Trump has been browbeating governors who are facilitating constituents being able to vote by mail ballot, claiming without a shred of evidence that it will lead to fraudulent returns. His constant downplaying of an epidemic that has killed upwards of a hundred thousand citizens gets more disgusting with each passing day as do the racist appeals to his base.  Dean Bottorff wrote: “Sadly, Trump supporters are like brainwashed cultists. No amount of reason, irrefutable facts or even common sense will influence their beliefs.
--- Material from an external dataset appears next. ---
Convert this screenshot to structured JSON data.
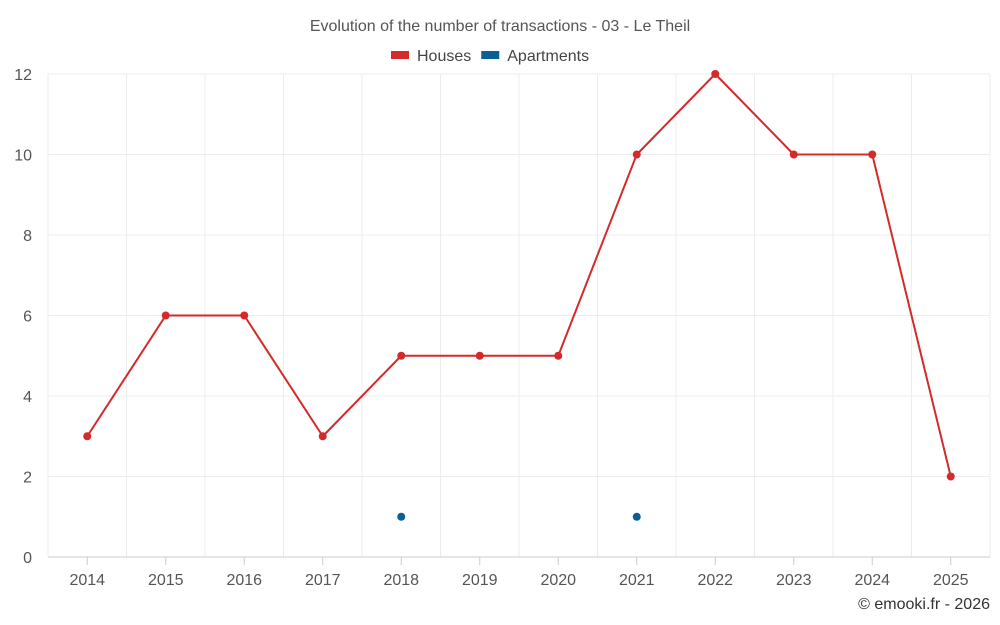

If you try to persuade them of even the simplest fact (say, how Trump's two-month denial marathon about Covid-19 has caused tens of thousands of needles deaths) they will either not listen, claim the media and scientists are lying, throw up false equivalencies or simply go down a rabbit hole of flawed logic and conspiracy theories.”

 

In the Chesterton Tribune Betty Canright and Kevin Nevers reported on these events that took place 100 years ago: two-year-old Loraine Bedenkop died after swallowing a three-eighths iron washer; pickerel were abundant in the Kankakee River due to high water in Illinois lakes and streams; New York Central railway officials are ignoring demands by town officials to safeguard the Calumet Road railroad crossing; and this item: “forced to descend on account of heavy fog, U.S. mail aviator Carr Nutter escaped injury after crash-landing his machine in a soft field on the Ralph Peterson farm a half mile north of Crocker.”  The following day, I was mentioned in the “Ten Years Ago” section of the column for speaking to the Dunes Historical Society, and Becca’ photo appeared on the front page for winning a Chesterton music award.

 



Historian Ray Boomhower wrote that Hoosier homemaker Juliet V. Strauss (1863-1918), whose weekly column in the Indianapolis News was titled “The Country Contributor.”  Strauss also enjoyed a wide readership from a monthly column, “The Ideas of a Plain Country Woman,” published in Ladies Home Journal, played a major role in the establishment of Turkey Run State Park.  Boomhower posted this quotation by Strauss that captured her zest for life: “I lived my own life.  If I wished to ride a horse, or to play a game of cards, or to go wading in the creek with the children, I always did it. I never strained my eyesight or racked my nerves trying to arrive at small perfections. I avoided rivalries and emulations. In short, I lived.”